We write to express concerns about the impact this policy could have on the privacy and data security of the American flying public. It is unclear at this time whether the aviation industry is equipped to collect and retain more personal information from passengers than it does today and share it across multiple proprietary systems before responsibly and securely transmitting it to the CDC.
This data collection and transfer process must potentially comply with numerous international data privacy regulations. It is also unclear whether the CDC has the data management capabilities to secure a new trove of personal information that would become a valuable target for both criminal hackers and cyber espionage agents of foreign governments.
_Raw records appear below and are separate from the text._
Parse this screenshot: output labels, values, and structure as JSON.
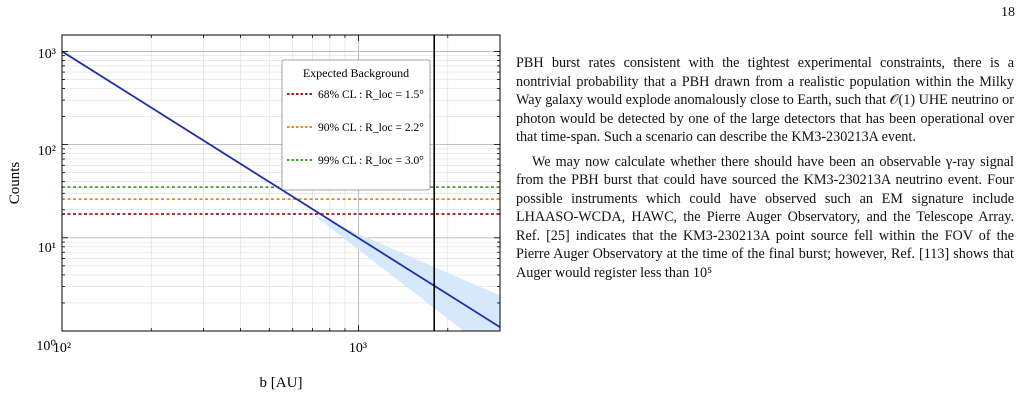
{
  "page": {
    "number": "18",
    "paragraphs": [
      "PBH burst rates consistent with the tightest experimental constraints, there is a nontrivial probability that a PBH drawn from a realistic population within the Milky Way galaxy would explode anomalously close to Earth, such that 𝒪(1) UHE neutrino or photon would be detected by one of the large detectors that has been operational over that time-span. Such a scenario can describe the KM3-230213A event.",
      "We may now calculate whether there should have been an observable γ-ray signal from the PBH burst that could have sourced the KM3-230213A neutrino event. Four possible instruments which could have observed such an EM signature include LHAASO-WCDA, HAWC, the Pierre Auger Observatory, and the Telescope Array. Ref. [25] indicates that the KM3-230213A point source fell within the FOV of the Pierre Auger Observatory at the time of the final burst; however, Ref. [113] shows that Auger would register less than 10⁵"
    ]
  },
  "chart_data": {
    "type": "line",
    "xscale": "log",
    "yscale": "log",
    "xlim": [
      100,
      3000
    ],
    "ylim": [
      1,
      1500
    ],
    "xlabel": "b [AU]",
    "ylabel": "Counts",
    "xtick_labels": [
      "10²",
      "10³"
    ],
    "ytick_labels": [
      "10⁰",
      "10¹",
      "10²",
      "10³"
    ],
    "grid": true,
    "series": [
      {
        "x": [
          100,
          3000
        ],
        "y": [
          1000,
          1.1
        ],
        "color": "#1f2fa8",
        "band": {
          "x": [
            700,
            3000
          ],
          "upper": [
            18,
            2.4
          ],
          "lower": [
            18,
            0.5
          ],
          "color": "#d6e8fb"
        }
      }
    ],
    "background_levels": [
      {
        "name": "68% CL : R_loc = 1.5°",
        "y": 18,
        "color": "#a01a1a"
      },
      {
        "name": "90% CL : R_loc = 2.2°",
        "y": 26,
        "color": "#e8891c"
      },
      {
        "name": "99% CL : R_loc = 3.0°",
        "y": 35,
        "color": "#3fa82a"
      }
    ],
    "vertical_line": {
      "x": 1800,
      "color": "#000000"
    },
    "legend": {
      "title": "Expected Background",
      "placement": "top-right"
    }
  }
}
Finally, it is unclear if consumers will be aware that their personal information may be retained by private entities or the federal government for various amounts of time and may be used for non-public health purposes.
Per the order, it is possible for a passenger’s personal information to be retained by the Federal government for a “minimum of fifteen years.” The traveling public must be informed of the potential costs this order could impose on their privacy.
It is essential that Congress is kept fully informed of how the administration will address these and other concerns. We, therefore, request that you, and the appropriate executive departments, provide a briefing to our staff as soon as possible on this order.
Thank you for your prompt attention to this important matter.